Today's challenges are complex and formidable. While it would be foolish to ignore current dangers we must seek the common ground between adversaries, build bridges of understanding and trust between nations and share the bounty of this planet that Providence has entrusted to our care. It calls for a new idealism inspired by knowledge and humility.
Your strength is your idealism. Never allow anyone to rob you of it - because without it your lives will be empty and without meaning. Your idealism can enable your generation to turn peril into promise, danger into opportunity and despair into hope. Courage, compassion and commitment should be your lodestars as you construct an ethic of decency and of sharing that is without parallel in our country's history. You can be the leaders in giving a humane imperative to the efforts to create a secure world. If your education has not prepared you for this responsibility it has failed.
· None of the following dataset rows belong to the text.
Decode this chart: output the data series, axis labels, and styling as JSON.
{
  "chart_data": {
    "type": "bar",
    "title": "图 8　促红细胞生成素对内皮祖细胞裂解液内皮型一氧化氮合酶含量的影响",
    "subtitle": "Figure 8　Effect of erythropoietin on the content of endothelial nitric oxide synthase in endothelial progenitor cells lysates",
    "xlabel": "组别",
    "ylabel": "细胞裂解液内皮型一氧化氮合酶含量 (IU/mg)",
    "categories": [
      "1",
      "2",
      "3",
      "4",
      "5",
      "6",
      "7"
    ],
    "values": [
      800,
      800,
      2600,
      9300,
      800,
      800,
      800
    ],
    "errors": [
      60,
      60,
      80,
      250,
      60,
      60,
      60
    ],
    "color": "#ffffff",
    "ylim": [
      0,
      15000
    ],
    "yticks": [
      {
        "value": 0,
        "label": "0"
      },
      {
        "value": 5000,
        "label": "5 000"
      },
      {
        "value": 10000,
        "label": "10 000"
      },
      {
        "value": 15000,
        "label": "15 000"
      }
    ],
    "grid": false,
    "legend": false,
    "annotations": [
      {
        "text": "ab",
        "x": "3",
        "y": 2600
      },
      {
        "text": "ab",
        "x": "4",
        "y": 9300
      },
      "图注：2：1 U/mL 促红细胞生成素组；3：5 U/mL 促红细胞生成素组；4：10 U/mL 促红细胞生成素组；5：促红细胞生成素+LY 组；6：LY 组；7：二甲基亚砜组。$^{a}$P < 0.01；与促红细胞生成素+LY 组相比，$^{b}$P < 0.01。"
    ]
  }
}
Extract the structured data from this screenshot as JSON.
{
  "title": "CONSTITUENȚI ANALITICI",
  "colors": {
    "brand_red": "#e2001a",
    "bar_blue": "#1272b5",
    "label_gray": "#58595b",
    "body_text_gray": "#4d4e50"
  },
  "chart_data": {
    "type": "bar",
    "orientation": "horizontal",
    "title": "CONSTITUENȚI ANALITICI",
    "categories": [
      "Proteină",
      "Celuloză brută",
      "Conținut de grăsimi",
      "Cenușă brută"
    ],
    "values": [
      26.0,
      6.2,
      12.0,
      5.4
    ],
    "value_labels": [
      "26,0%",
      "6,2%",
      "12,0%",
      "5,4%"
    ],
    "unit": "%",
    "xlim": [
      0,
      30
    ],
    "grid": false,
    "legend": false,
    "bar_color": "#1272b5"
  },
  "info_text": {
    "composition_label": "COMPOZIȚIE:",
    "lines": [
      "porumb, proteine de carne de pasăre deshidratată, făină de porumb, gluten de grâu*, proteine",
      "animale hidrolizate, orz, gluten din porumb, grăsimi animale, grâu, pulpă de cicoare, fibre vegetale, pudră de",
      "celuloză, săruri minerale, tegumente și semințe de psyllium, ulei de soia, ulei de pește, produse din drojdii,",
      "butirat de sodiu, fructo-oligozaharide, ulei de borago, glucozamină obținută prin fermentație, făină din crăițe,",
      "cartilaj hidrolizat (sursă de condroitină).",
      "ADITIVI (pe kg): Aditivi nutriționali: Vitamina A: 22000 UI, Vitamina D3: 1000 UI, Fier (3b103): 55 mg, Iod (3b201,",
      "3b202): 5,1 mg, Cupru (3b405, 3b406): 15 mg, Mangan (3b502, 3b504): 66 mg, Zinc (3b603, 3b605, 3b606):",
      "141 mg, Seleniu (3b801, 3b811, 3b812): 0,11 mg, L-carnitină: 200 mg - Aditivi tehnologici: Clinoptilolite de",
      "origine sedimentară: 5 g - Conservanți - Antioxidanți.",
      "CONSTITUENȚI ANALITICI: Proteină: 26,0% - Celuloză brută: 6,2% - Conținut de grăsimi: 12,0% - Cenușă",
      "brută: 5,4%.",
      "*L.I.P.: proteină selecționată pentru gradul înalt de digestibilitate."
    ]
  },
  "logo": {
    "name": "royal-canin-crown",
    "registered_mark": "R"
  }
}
It is a daunting challenge but times of danger are times of opportunity. They are also times of hope when new possibilities arise and new horizons appear. You can be the architects of a more humane and just world. All through the ages men and women, like those of you who are graduating today, have faced and overcome no less awesome tasks. You may not succeed in all that you attempt to do but do not let future generations say of you that you lacked the vision or the courage to have made the effort. In your hands lie our best hopes for the future. It is still a beautiful world.